In one weekend, Riley took a promotional exam in martial arts, went to a birthday party unaccompanied by me (for the very first time!) and ran a huge 5K race with Girls on the Run. She even fell during the run,scraping her hands and knees but got back up and kept going. She paced herself and stayed in the race.
Today was a hard day for her. I had to drag her kicking and screaming to school(after determining it wasn’t a safety issue causing her distress). She wound up in the sensory room for half the day. Sometimes it feels like such a roller coaster. My tendency is to fret about it. Second guess things. Analyze what went wrong and try to prevent it in the future. Meanwhile, Riley is whooping it up, giggling with her brother downstairs. I mean, get with it! That whole meltdown business is so this morning. Such a long, long time ago.

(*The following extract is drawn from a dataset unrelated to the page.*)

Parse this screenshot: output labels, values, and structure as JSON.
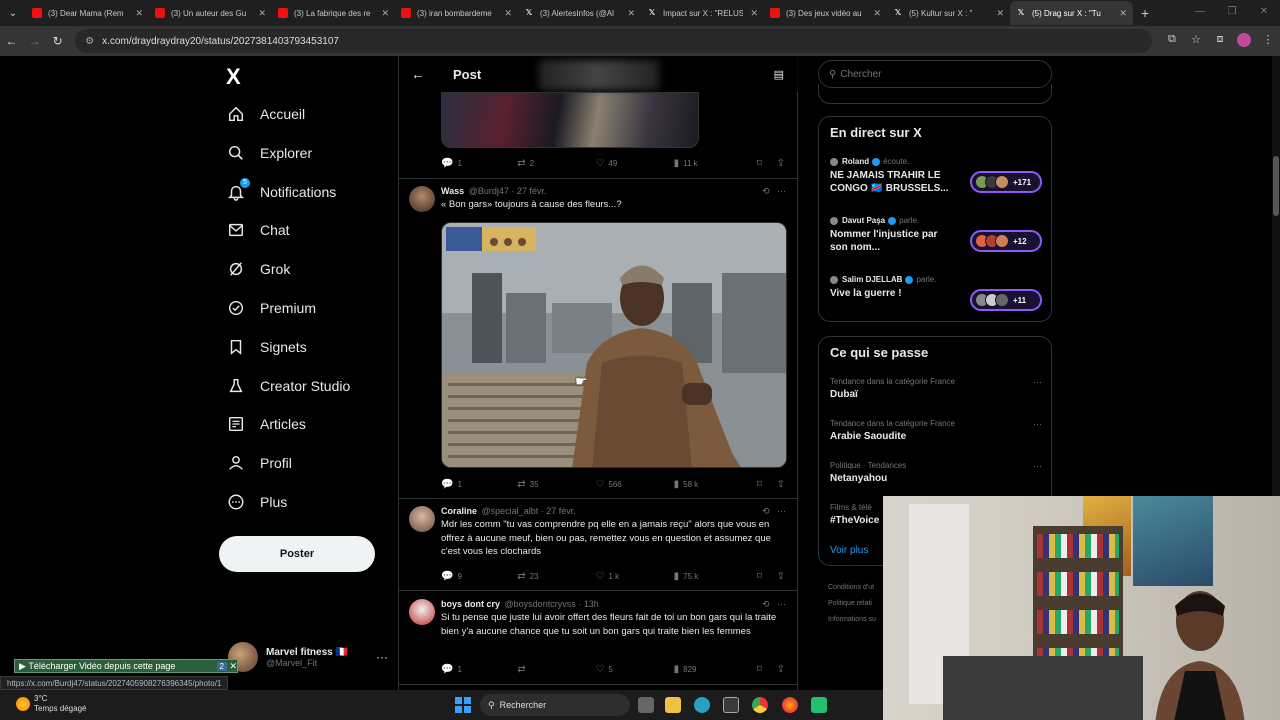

This is one of those moments when I must look at my darling daughter, whom I adore, and put a little space between us. Trust her to work it through. Know she is going to come out okay. Know we all are.
Hiding in my room.
Pacing myself.
Staying in the race.
“The race is not always to the swift, but to those who keep on running.”
Hang in there.
5K is quite an achievement, esp. with a tumble in midst of it. The picture at the top is priceless!
I feel like I’ve been saying the following a lot recently. I will say it again anyway.
You GO, Riley!
And this: I’m so proud of her! What a weekend! She got through it with only one melt down this morning to show for it? That’s as well or better than I could do on a weekend that busy, and I’ve got a few years on her!
Wise words.
And kudos to the jeune fille, who is really moving and shaking!
I love that picture, nail polish and all! Go Riley! You inspire me.
What amazing accomplishments! She is truly a wonder.
Good job, Mom. Pace yourself, indeed.
And just look at those dimples!
Not just me then….analysing, picking it all to bits, where did I go wrong, what did I do?
Sorry, comment interrupted by chicken coop construction duties – Way to go Riley! 5K race is more than I could do right now (that’s why I just did my gym induction – see? you’re influence is crossing the pond!)
I think a wee Meltdown Monday’s allowed after all that hard work. 🙂
It would be great if, as adults, we could hold on to that plasticity of emotion – letting ourselves melt down one moment and then forgetting about it and moving on later in the day. I wonder when we start to lose that?
I need a LOT more distance, myself. I’m so quick to react/fix/respond/etc. I don’t wait to see if things will work themselves out.